Correct Way to Sample Wine
Have you ever seen a movie where the actors were sampling wine? They swirl the glance, look deeply at it, and even inhale the aroma with their eyes closed. Whether you are considering a Napa Valley hotel package or you just want to look like you know what you’re doing at a local wine cellar, the information here can help. You don’t have to spend years studying wine to be able to taste it correctly. However, the more experience you have with it, the better you will get at being able to tell a quality wine from a cheap one.
Understanding the Color
The color or hue of a wine can tell you a lot about how it was processed and aged. When fruits are crushed for wine, they may be crushed with the skin on or off. The longer the skin stays on the crushed fruit, the more of the details of the taste of the fruit the wine will embody. It might also be a deeper, darker color. Wines that are crushed without the skin on at all won’t have a deep color or flavor, Instead, they will be crisp and light. Neither way is right or wrong, but it can help you develop your own personal tastes when it comes to wine.

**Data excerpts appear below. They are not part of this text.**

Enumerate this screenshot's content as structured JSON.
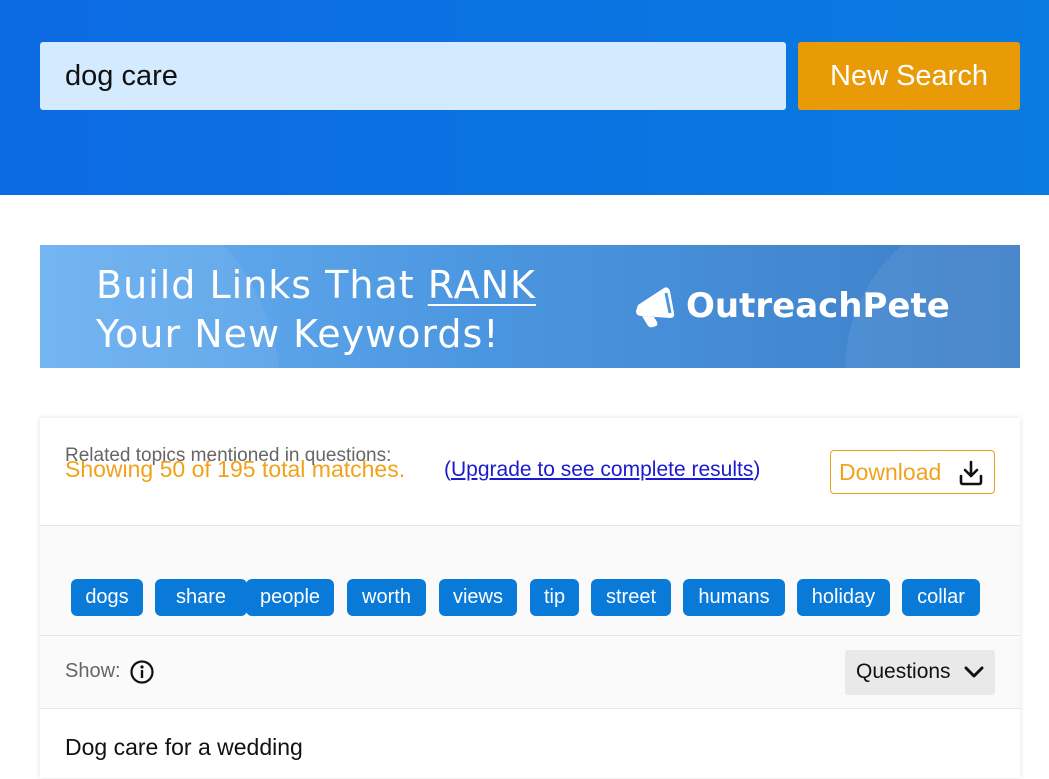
{
  "search": {
    "value": "dog care",
    "button_label": "New Search"
  },
  "banner": {
    "line1_prefix": "Build Links That ",
    "line1_emphasis": "RANK",
    "line2": "Your New Keywords!",
    "logo_text": "OutreachPete",
    "logo_icon": "megaphone-icon"
  },
  "results": {
    "match_text": "Showing 50 of 195 total matches.",
    "upgrade_open": "(",
    "upgrade_link": "Upgrade to see complete results",
    "upgrade_close": ")",
    "download_label": "Download",
    "download_icon": "download-icon"
  },
  "related": {
    "label": "Related topics mentioned in questions:",
    "topics": [
      "dogs",
      "share",
      "people",
      "worth",
      "views",
      "tip",
      "street",
      "humans",
      "holiday",
      "collar"
    ]
  },
  "show": {
    "label": "Show:",
    "info_icon": "info-icon",
    "selected": "Questions"
  },
  "questions": [
    "Dog care for a wedding"
  ],
  "colors": {
    "header_blue": "#0c6ae3",
    "search_bg": "#d4eafe",
    "button_orange": "#e99a07",
    "match_orange": "#f2a21a",
    "chip_blue": "#0a7ad9",
    "link_blue": "#1a1ad0"
  }
}
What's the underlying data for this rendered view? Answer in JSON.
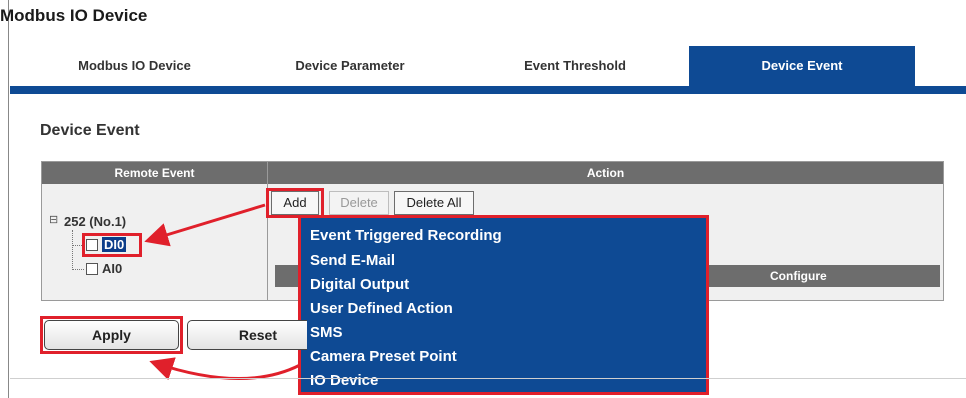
{
  "page": {
    "title": "Modbus IO Device"
  },
  "tabs": [
    {
      "label": "Modbus IO Device"
    },
    {
      "label": "Device Parameter"
    },
    {
      "label": "Event Threshold"
    },
    {
      "label": "Device Event"
    }
  ],
  "section": {
    "title": "Device Event"
  },
  "table": {
    "col_remote_event": "Remote Event",
    "col_action": "Action",
    "col_configure": "Configure"
  },
  "tree": {
    "root": {
      "toggle": "⊟",
      "label": "252 (No.1)"
    },
    "children": [
      {
        "label": "DI0",
        "selected": true
      },
      {
        "label": "AI0",
        "selected": false
      }
    ]
  },
  "action_buttons": {
    "add": "Add",
    "delete": "Delete",
    "delete_all": "Delete All"
  },
  "action_menu": {
    "items": [
      "Event Triggered Recording",
      "Send E-Mail",
      "Digital Output",
      "User Defined Action",
      "SMS",
      "Camera Preset Point",
      "IO Device"
    ]
  },
  "form_buttons": {
    "apply": "Apply",
    "reset": "Reset"
  },
  "colors": {
    "accent": "#0e4a94",
    "highlight": "#e0202b",
    "header_gray": "#6d6d6d"
  }
}
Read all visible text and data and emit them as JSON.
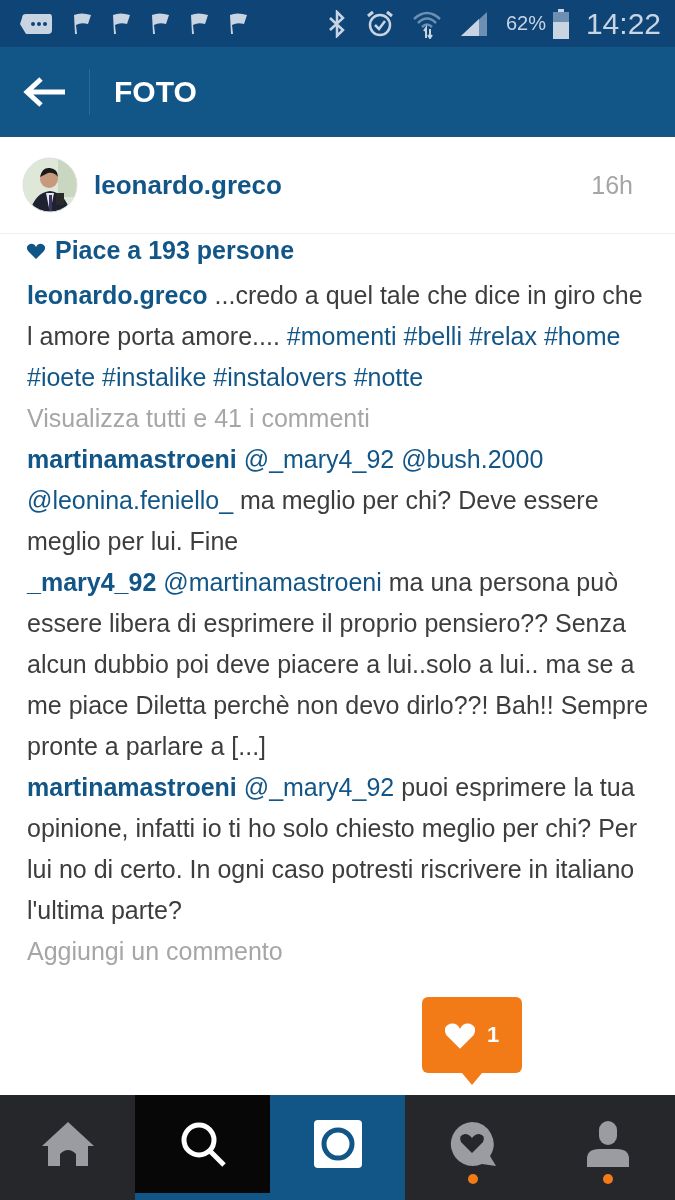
{
  "status_bar": {
    "battery": "62%",
    "time": "14:22"
  },
  "header": {
    "title": "FOTO"
  },
  "post": {
    "user": "leonardo.greco",
    "age": "16h",
    "likes": "Piace a 193 persone",
    "caption": [
      {
        "kind": "user",
        "text": "leonardo.greco"
      },
      {
        "kind": "text",
        "text": "...credo a quel tale che dice in giro che l amore porta amore...."
      },
      {
        "kind": "tag",
        "text": "#momenti"
      },
      {
        "kind": "tag",
        "text": "#belli"
      },
      {
        "kind": "tag",
        "text": "#relax"
      },
      {
        "kind": "tag",
        "text": "#home"
      },
      {
        "kind": "tag",
        "text": "#ioete"
      },
      {
        "kind": "tag",
        "text": "#instalike"
      },
      {
        "kind": "tag",
        "text": "#instalovers"
      },
      {
        "kind": "tag",
        "text": "#notte"
      }
    ],
    "view_all": "Visualizza tutti e 41 i commenti",
    "comments": [
      [
        {
          "kind": "user",
          "text": "martinamastroeni"
        },
        {
          "kind": "tag",
          "text": "@_mary4_92"
        },
        {
          "kind": "tag",
          "text": "@bush.2000"
        },
        {
          "kind": "tag",
          "text": "@leonina.feniello_"
        },
        {
          "kind": "text",
          "text": " ma meglio per chi? Deve essere meglio per lui. Fine"
        }
      ],
      [
        {
          "kind": "user",
          "text": "_mary4_92"
        },
        {
          "kind": "tag",
          "text": "@martinamastroeni"
        },
        {
          "kind": "text",
          "text": "ma una persona può essere libera di esprimere il proprio pensiero?? Senza alcun dubbio poi deve piacere a lui..solo a lui.. ma se a me piace Diletta perchè non devo dirlo??! Bah!! Sempre pronte a parlare a [...]"
        }
      ],
      [
        {
          "kind": "user",
          "text": "martinamastroeni"
        },
        {
          "kind": "tag",
          "text": "@_mary4_92"
        },
        {
          "kind": "text",
          "text": "puoi esprimere la tua opinione, infatti io ti ho solo chiesto meglio per chi? Per lui no di certo. In ogni caso potresti riscrivere in italiano l'ultima parte?"
        }
      ]
    ],
    "add_comment": {
      "placeholder": "Aggiungi un commento"
    }
  },
  "notification": {
    "count": "1"
  },
  "nav": [
    {
      "kind": "home",
      "selected": false,
      "dot": false
    },
    {
      "kind": "search",
      "selected": true,
      "dot": false
    },
    {
      "kind": "camera",
      "selected": false,
      "dot": false
    },
    {
      "kind": "activity",
      "selected": false,
      "dot": true
    },
    {
      "kind": "profile",
      "selected": false,
      "dot": true
    }
  ]
}
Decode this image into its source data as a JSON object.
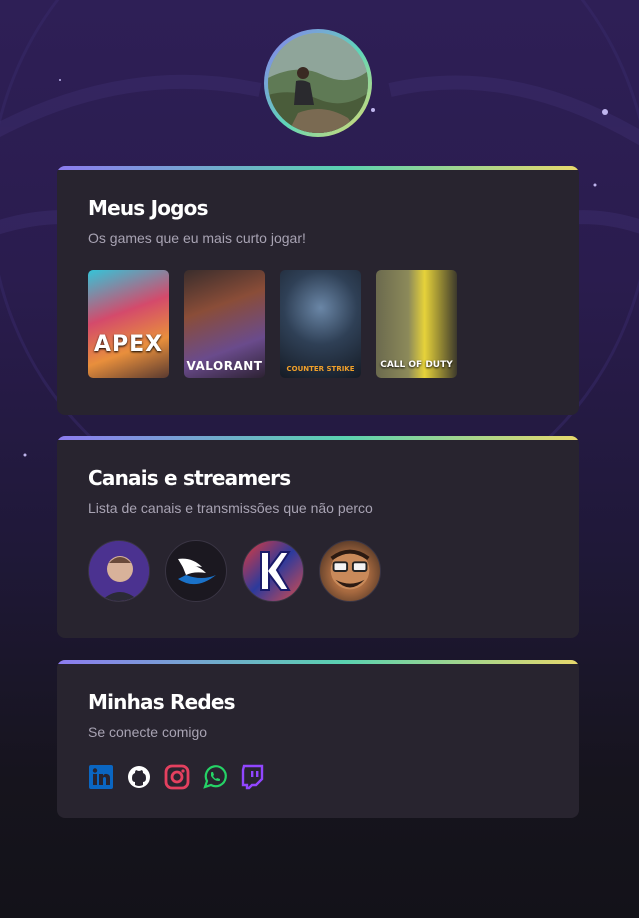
{
  "profile": {
    "avatar_icon": "profile-photo"
  },
  "cards": {
    "games": {
      "title": "Meus Jogos",
      "subtitle": "Os games que eu mais curto jogar!",
      "items": [
        {
          "label": "APEX",
          "icon": "apex-legends-cover"
        },
        {
          "label": "VALORANT",
          "icon": "valorant-cover"
        },
        {
          "label": "COUNTER STRIKE",
          "icon": "counter-strike-cover"
        },
        {
          "label": "CALL OF DUTY",
          "icon": "call-of-duty-warzone-cover"
        }
      ]
    },
    "streamers": {
      "title": "Canais e streamers",
      "subtitle": "Lista de canais e transmissões que não perco",
      "items": [
        {
          "icon": "streamer-1-avatar"
        },
        {
          "icon": "streamer-2-avatar"
        },
        {
          "icon": "streamer-3-avatar"
        },
        {
          "icon": "streamer-4-avatar"
        }
      ]
    },
    "socials": {
      "title": "Minhas Redes",
      "subtitle": "Se conecte comigo",
      "items": [
        {
          "icon": "linkedin-icon",
          "color": "#0a66c2"
        },
        {
          "icon": "github-icon",
          "color": "#ffffff"
        },
        {
          "icon": "instagram-icon",
          "color": "#e4405f"
        },
        {
          "icon": "whatsapp-icon",
          "color": "#25d366"
        },
        {
          "icon": "twitch-icon",
          "color": "#9146ff"
        }
      ]
    }
  },
  "theme": {
    "gradient": [
      "#8d7cf0",
      "#5ad2b0",
      "#e8d86c"
    ],
    "card_bg": "#28242f"
  }
}
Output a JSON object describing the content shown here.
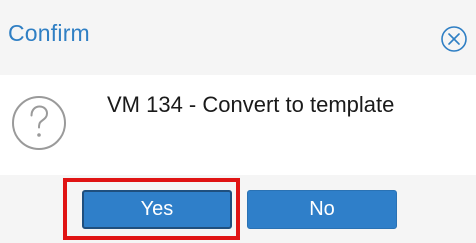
{
  "dialog": {
    "title": "Confirm",
    "close_icon": "close-circle-icon",
    "message_icon": "question-icon",
    "message": "VM 134 - Convert to template",
    "buttons": {
      "yes_label": "Yes",
      "no_label": "No"
    }
  },
  "colors": {
    "title": "#2f7fc4",
    "button": "#2f7fc9",
    "highlight": "#e01414",
    "header_bg": "#f5f5f5",
    "footer_bg": "#f5f5f5"
  }
}
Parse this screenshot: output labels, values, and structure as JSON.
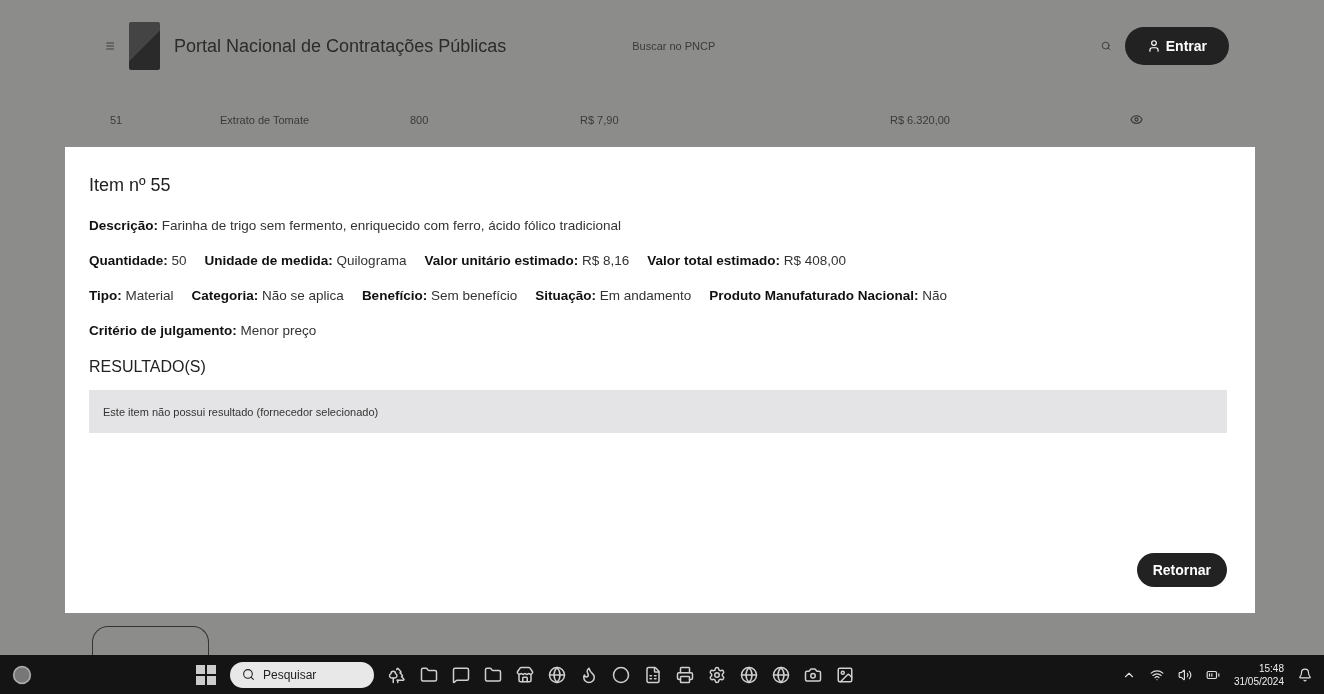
{
  "header": {
    "title": "Portal Nacional de Contratações Públicas",
    "search_placeholder": "Buscar no PNCP",
    "login_button": "Entrar"
  },
  "background_row": {
    "cells": [
      "51",
      "Extrato de Tomate",
      "800",
      "R$ 7,90",
      "R$ 6.320,00"
    ]
  },
  "modal": {
    "title": "Item nº 55",
    "lines": [
      [
        {
          "label": "Descrição:",
          "value": "Farinha de trigo sem fermento, enriquecido com ferro, ácido fólico tradicional"
        }
      ],
      [
        {
          "label": "Quantidade:",
          "value": "50"
        },
        {
          "label": "Unidade de medida:",
          "value": "Quilograma"
        },
        {
          "label": "Valor unitário estimado:",
          "value": "R$ 8,16"
        },
        {
          "label": "Valor total estimado:",
          "value": "R$ 408,00"
        }
      ],
      [
        {
          "label": "Tipo:",
          "value": "Material"
        },
        {
          "label": "Categoria:",
          "value": "Não se aplica"
        },
        {
          "label": "Benefício:",
          "value": "Sem benefício"
        },
        {
          "label": "Situação:",
          "value": "Em andamento"
        },
        {
          "label": "Produto Manufaturado Nacional:",
          "value": "Não"
        }
      ],
      [
        {
          "label": "Critério de julgamento:",
          "value": "Menor preço"
        }
      ]
    ],
    "results_heading": "RESULTADO(S)",
    "results_message": "Este item não possui resultado (fornecedor selecionado)",
    "return_button": "Retornar"
  },
  "taskbar": {
    "search_placeholder": "Pesquisar",
    "time": "15:48",
    "date": "31/05/2024"
  }
}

The color of the wine can also indicate how long it was aged and in what type of container. For example, oak barrels lend a wine a darker, richer color as well as a rich flavor.
In order to get the best view of the wine, swirl it in a clear glass in front of a white background. As you swirl it, any sediment that settled at the bottom can be seen, but the color also becomes clearer to you. The wine should not be hazy or cloudy at all, but crisp and bright.
Inhaling the Flavor
There is a biological connection between your sense of smell and your sense of taste. By deeply inhaling the aroma of the wine, you can better taste it.
When you taste the wine after you inhale it, be sure to involve all of your taste buds. Swirl the wine around in your mouth, touching all areas of your tongue. This allows you to experience every element of the flavor of the wine. Try measuring what you expected based on sight and smell as compared to the actual taste of it. With enough experience, you may be able to predict how the wine will taste before it ever touches your lips.